BYOCKI'm ready to take to the streets and force home health and nursing home companies to double staffing levels of nurses and aids and pay them a living wage so that they can take good care of our parents and our grandparents and our spouses and our children. I'll donate time and money to repeal ludicrous Medicare statutes that forces terminally ill people to forego treatments for their cancer or their heart failure in order to receive hospice care. There's a lot of truly progressive things that we can do to fix this mess, but giving physicians the authority to write lethal prescriptions is not one of them.
REHMBarbara, tell me how Brittany is today.
LEEWell, she was well enough to write that comment on your website.
REHMLast night, indeed.
LEESo I was really happy to see that.
REHMIndeed.
LEEAnd I think that she has just returned from the Grand Canyon. I know seeing that, I know she's a person for whom nature is enormously meaningful. I think that that really made her spirits soar. So I think she's taking one day at a time. You know, the original date that she had set, I think that's a soft date. I think that if she feels good on that date, she's not likely to take her medication. I would want to leave people with the understanding, though, that Brittany Maynard is not the victim of deficient care.

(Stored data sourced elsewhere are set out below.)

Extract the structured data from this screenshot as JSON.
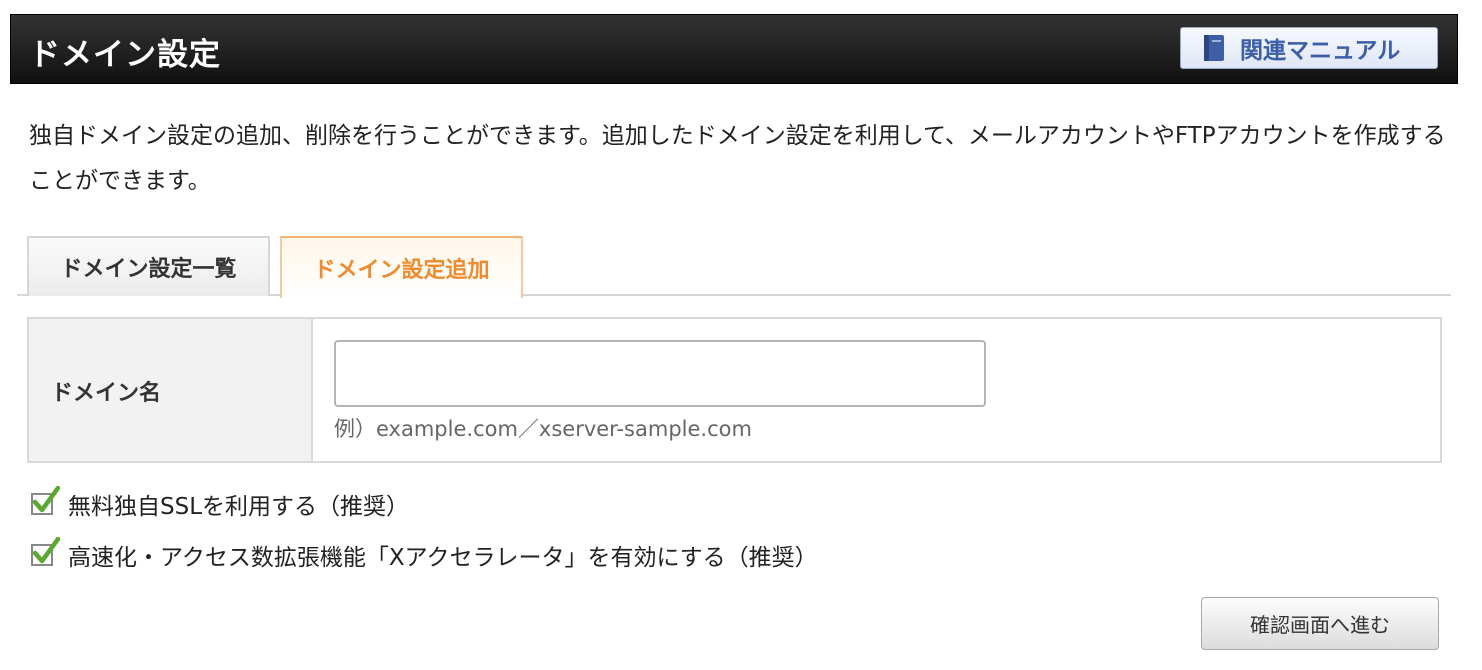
{
  "header": {
    "title": "ドメイン設定",
    "manual_label": "関連マニュアル",
    "manual_icon": "book-icon"
  },
  "description": "独自ドメイン設定の追加、削除を行うことができます。追加したドメイン設定を利用して、メールアカウントやFTPアカウントを作成することができます。",
  "tabs": [
    {
      "label": "ドメイン設定一覧",
      "active": false
    },
    {
      "label": "ドメイン設定追加",
      "active": true
    }
  ],
  "form": {
    "domain_label": "ドメイン名",
    "domain_value": "",
    "domain_hint": "例）example.com／xserver-sample.com"
  },
  "options": [
    {
      "label": "無料独自SSLを利用する（推奨）",
      "checked": true
    },
    {
      "label": "高速化・アクセス数拡張機能「Xアクセラレータ」を有効にする（推奨）",
      "checked": true
    }
  ],
  "submit_label": "確認画面へ進む",
  "colors": {
    "header_bg": "#1a1a1a",
    "active_tab_text": "#ef8a2d",
    "manual_text": "#3b5ea7",
    "check_green": "#5aa832"
  }
}
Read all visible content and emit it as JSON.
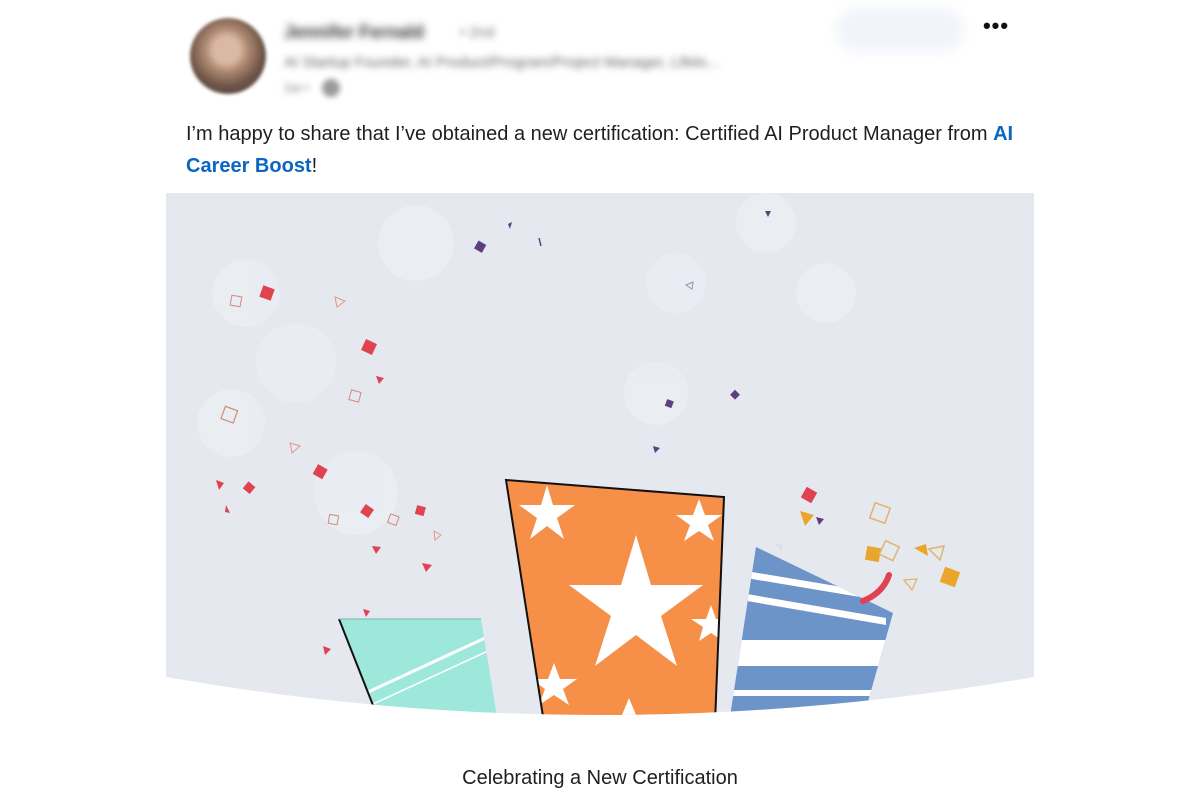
{
  "post": {
    "author": {
      "name": "Jennifer Fernald",
      "degree": "• 2nd",
      "headline": "AI Startup Founder, AI Product/Program/Project Manager, Lifelo...",
      "time": "1w •"
    },
    "more_label": "•••",
    "text_prefix": "I’m happy to share that I’ve obtained a new certification: Certified AI Product Manager from ",
    "link_text": "AI Career Boost",
    "text_suffix": "!"
  },
  "media": {
    "caption": "Celebrating a New Certification",
    "colors": {
      "background": "#e5e8ef",
      "orange_gift": "#f68f48",
      "blue_gift": "#6d94c8",
      "teal_gift": "#9ee8db",
      "confetti_red": "#e0434f",
      "confetti_gold": "#eaa52b",
      "confetti_purple": "#5b3f7f"
    },
    "icons": [
      "confetti",
      "gift-box-stars",
      "gift-box-stripes",
      "gift-box-teal",
      "ribbon-streamer"
    ]
  }
}
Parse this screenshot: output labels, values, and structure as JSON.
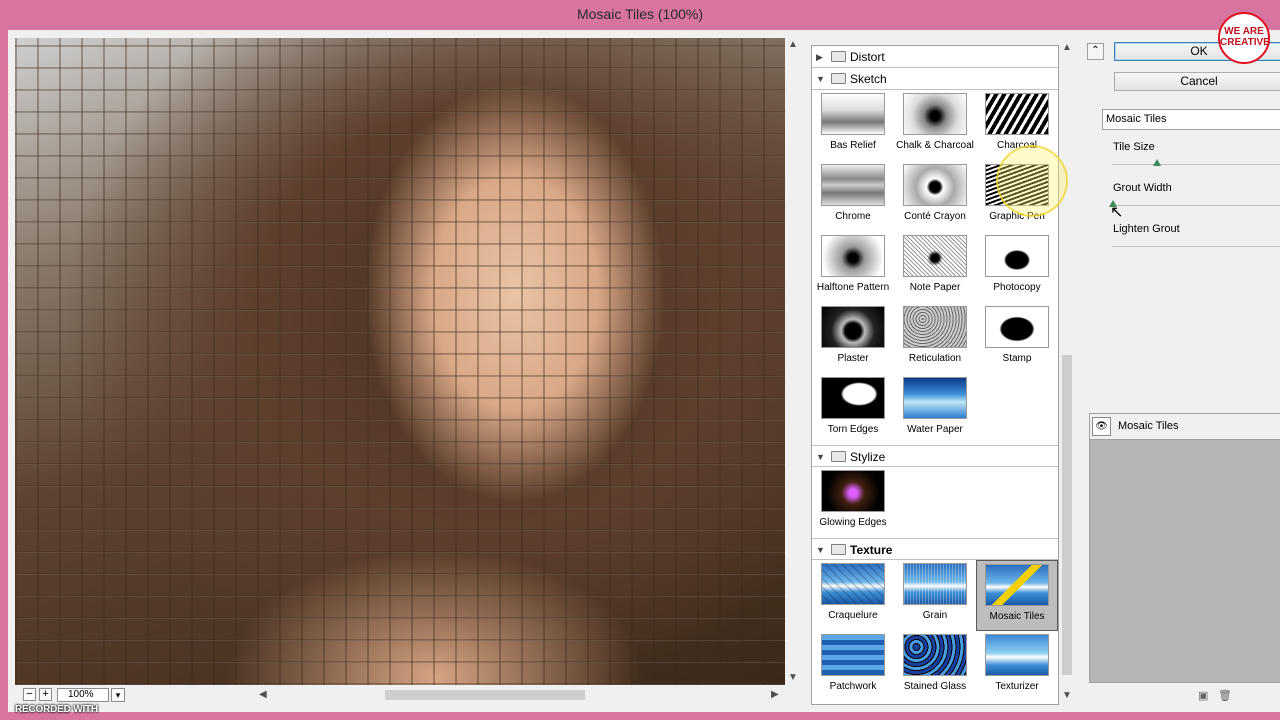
{
  "window": {
    "title": "Mosaic Tiles (100%)"
  },
  "preview": {
    "zoom_out": "−",
    "zoom_in": "+",
    "zoom_value": "100%",
    "zoom_dropdown": "▾"
  },
  "watermark": {
    "recorded_with": "RECORDED WITH"
  },
  "gallery": {
    "categories": [
      {
        "name": "Distort",
        "expanded": false
      },
      {
        "name": "Sketch",
        "expanded": true,
        "filters": [
          "Bas Relief",
          "Chalk & Charcoal",
          "Charcoal",
          "Chrome",
          "Conté Crayon",
          "Graphic Pen",
          "Halftone Pattern",
          "Note Paper",
          "Photocopy",
          "Plaster",
          "Reticulation",
          "Stamp",
          "Torn Edges",
          "Water Paper"
        ]
      },
      {
        "name": "Stylize",
        "expanded": true,
        "filters": [
          "Glowing Edges"
        ]
      },
      {
        "name": "Texture",
        "expanded": true,
        "filters": [
          "Craquelure",
          "Grain",
          "Mosaic Tiles",
          "Patchwork",
          "Stained Glass",
          "Texturizer"
        ]
      }
    ],
    "selected_filter": "Mosaic Tiles"
  },
  "right_panel": {
    "ok_label": "OK",
    "cancel_label": "Cancel",
    "filter_select": "Mosaic Tiles",
    "params": {
      "tile_size": {
        "label": "Tile Size"
      },
      "grout_width": {
        "label": "Grout Width"
      },
      "lighten_grout": {
        "label": "Lighten Grout"
      }
    },
    "effect_layer": "Mosaic Tiles"
  },
  "logo": {
    "line1": "WE ARE",
    "line2": "CREATIVE"
  },
  "colors": {
    "title_bar": "#d874a0",
    "dialog_bg": "#f0f0f0",
    "selected_thumb": "#bdbdbd"
  }
}
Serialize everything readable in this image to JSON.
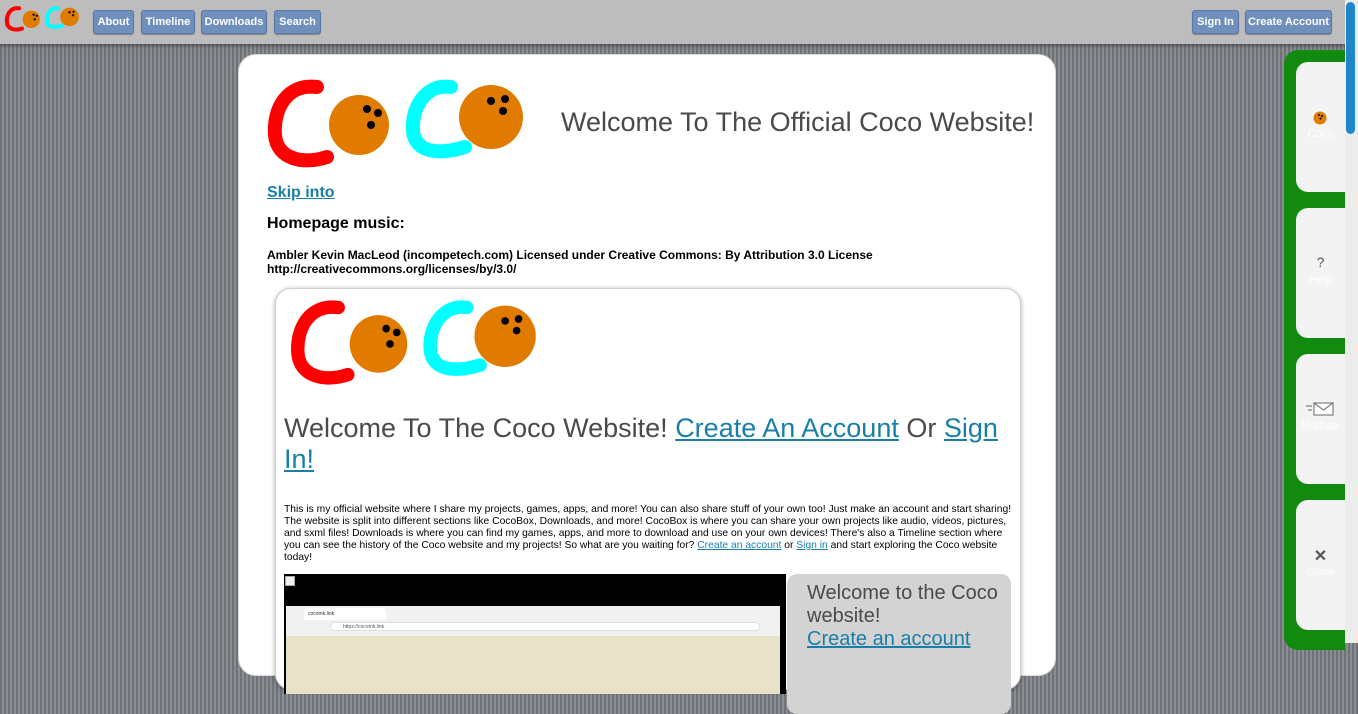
{
  "topbar": {
    "logo_text": "COCO",
    "nav": [
      {
        "label": "About"
      },
      {
        "label": "Timeline"
      },
      {
        "label": "Downloads"
      },
      {
        "label": "Search"
      }
    ],
    "sign_in": "Sign In",
    "create_account": "Create Account"
  },
  "main": {
    "logo_text": "COCO",
    "title": "Welcome To The Official Coco Website!",
    "skip_link": "Skip into",
    "music_heading": "Homepage music:",
    "credit_line1": "Ambler Kevin MacLeod (incompetech.com) Licensed under Creative Commons: By Attribution 3.0 License",
    "credit_line2": "http://creativecommons.org/licenses/by/3.0/"
  },
  "inner": {
    "logo_text": "COCO",
    "heading_prefix": "Welcome To The Coco Website! ",
    "heading_link1": "Create An Account",
    "heading_middle": " Or ",
    "heading_link2": "Sign In!",
    "para_text": "This is my official website where I share my projects, games, apps, and more! You can also share stuff of your own too! Just make an account and start sharing! The website is split into different sections like CocoBox, Downloads, and more! CocoBox is where you can share your own projects like audio, videos, pictures, and sxml files! Downloads is where you can find my games, apps, and more to download and use on your own devices! There's also a Timeline section where you can see the history of the Coco website and my projects! So what are you waiting for? ",
    "para_link1": "Create an account",
    "para_or": " or ",
    "para_link2": "Sign in",
    "para_end": " and start exploring the Coco website today!",
    "screenshot": {
      "tab_title": "cocomk.link",
      "address": "https://cocomk.link"
    },
    "side_panel": {
      "text": "Welcome to the Coco website!",
      "link": "Create an account"
    }
  },
  "dock": {
    "items": [
      {
        "label": "Coco",
        "icon": "coconut-icon"
      },
      {
        "label": "Help",
        "icon": "question-icon"
      },
      {
        "label": "Mailbox",
        "icon": "mail-icon"
      },
      {
        "label": "Close",
        "icon": "close-icon"
      }
    ]
  },
  "colors": {
    "red": "#ff0000",
    "cyan": "#00ffff",
    "coconut": "#e07b00",
    "link": "#1a7fa8",
    "dock_green": "#118a0f",
    "nav_button": "#6f8fbd",
    "scrollbar": "#1f86c8"
  }
}
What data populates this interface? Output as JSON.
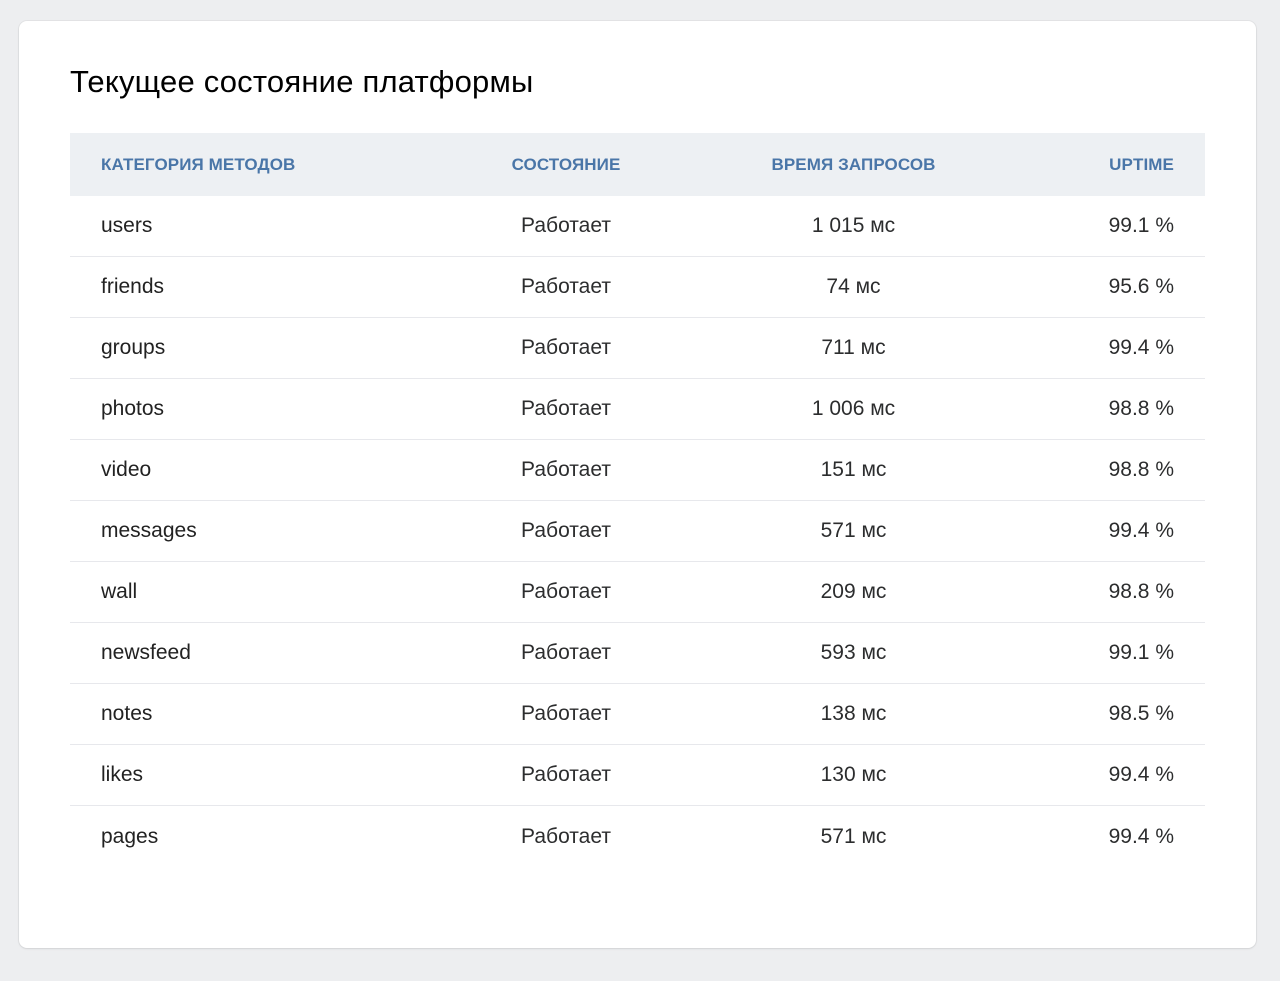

LEEShe has not -- making her decision, she would not choose to ingest her medication because she doesn't have access to palliative care. She does. All of those deficiencies in the Institute of Medicine report, you know, they were about subjecting patients to futile, unnecessary, unwanted care that cause enormous suffering. That's not Brittany.
REHMAll right. We've got to leave it at that. Barbara Coombs Lee, president of Compassion and Choices, Dr. Ira Byock, he's author of "The Best Care Possible." Thank you both.
BYOCKThank you very much.
REHMAnd thanks all for listening. I'm Diane Rehm.